I knew that moment, for instance, once with you
but the inconceivable eventually flows down into the believable
like stars into mountain streams
and we end up panning for the irretrievable
like a nugget of night we lost in the moonbeams,
and impeaching each other like credible constellations
that can’t shine out of the box,
we check the locks on the mine
and go our separate ways
like abused metals,
mutants of gold and lead
that couldn’t turn the one into the another
once the alchemy wore off
and the glass alembic of another transformative cocoon
was shattered by the harvest stone
of an unphilosophical moon
and the pain was a change of species.
And you’re still the anti-muse of the butterfly effect
that inspires my chaos theory
of postdeconstructive poetry
when I strike one planet against another
like your heart against mine
looking for a spark
that might keep the universe warm for another night
but I know I can’t light the same fire again
or shoot the moon like silver
into the same exhausted vein
now all that matters is the next homeless hit
and this infinite choice of elixirs
that don’t quite do it
whenever I go looking for my voice
like a small word
in the ashes of a burning bush
or that bird of your phoenix heart that once sang in me like you
and fell like an autumn cradle from the lullaby tree
that still calls to me sometimes
and still keeps me up
like the ghost of an albatross
wailing off the coast of a lost art
wounded like the black sail of a loveletter on an unlucky wind.
But that doesn’t mean
I wait for you like a widower on the moon
for the last lifeboat that overturned in space
when the seas evaporated like the eyes in your face.
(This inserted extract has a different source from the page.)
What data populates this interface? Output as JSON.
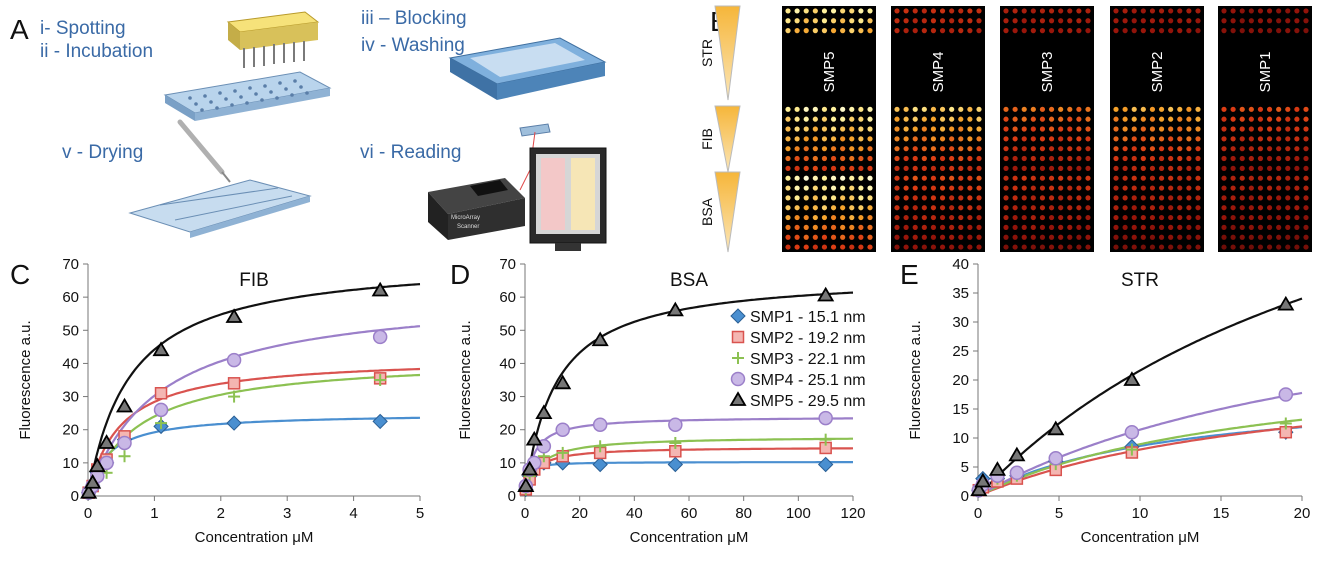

I’m not rummaging through my heart
like a medicine chest
for the three bells of the last all’s well
I can crush like the moon into a paste when I cry.
I’m not flagging my heart like a fit
sucking up the tranquil shadows of the moons’s dead oceans
as if I could bind your heart again to me like a barrel,
a clown in a shipwreck he’s wearing for pants,
and go over your falls again as I once did
in a Niagra of love potions.
We’ve had that dance
and the music we heard in each other
was wine unique as night
to the glass that contained it like a body,
and I don’t need to seek again
in these lotions of rain that fall gently now
what was so wholly and incommensurably once
that in every drop of water I feel you like the sea.
A truly enlightened junkie
only needs to hit once
and it’s good for a lifetime
so there’s never really any chance
of coming down from the people we’ve loved
who poured the stars into our abandoned wells
like a nightwine that shunned the sun
so why all this talk about kites
that caught fire and crashed
and the new space shuttles
you keep wheeling up to your gantry
like all these love affairs you keep trying to launch
like a rave on ecstasy,
trying to swim with the stars
when you’re already flying
with the whole of creation
like the nightsea of a black rose
that can only be seen
in the depths of its darkness
with eyes of wine
that have shed their petals and waves
like a sky that has let go of its lifeline?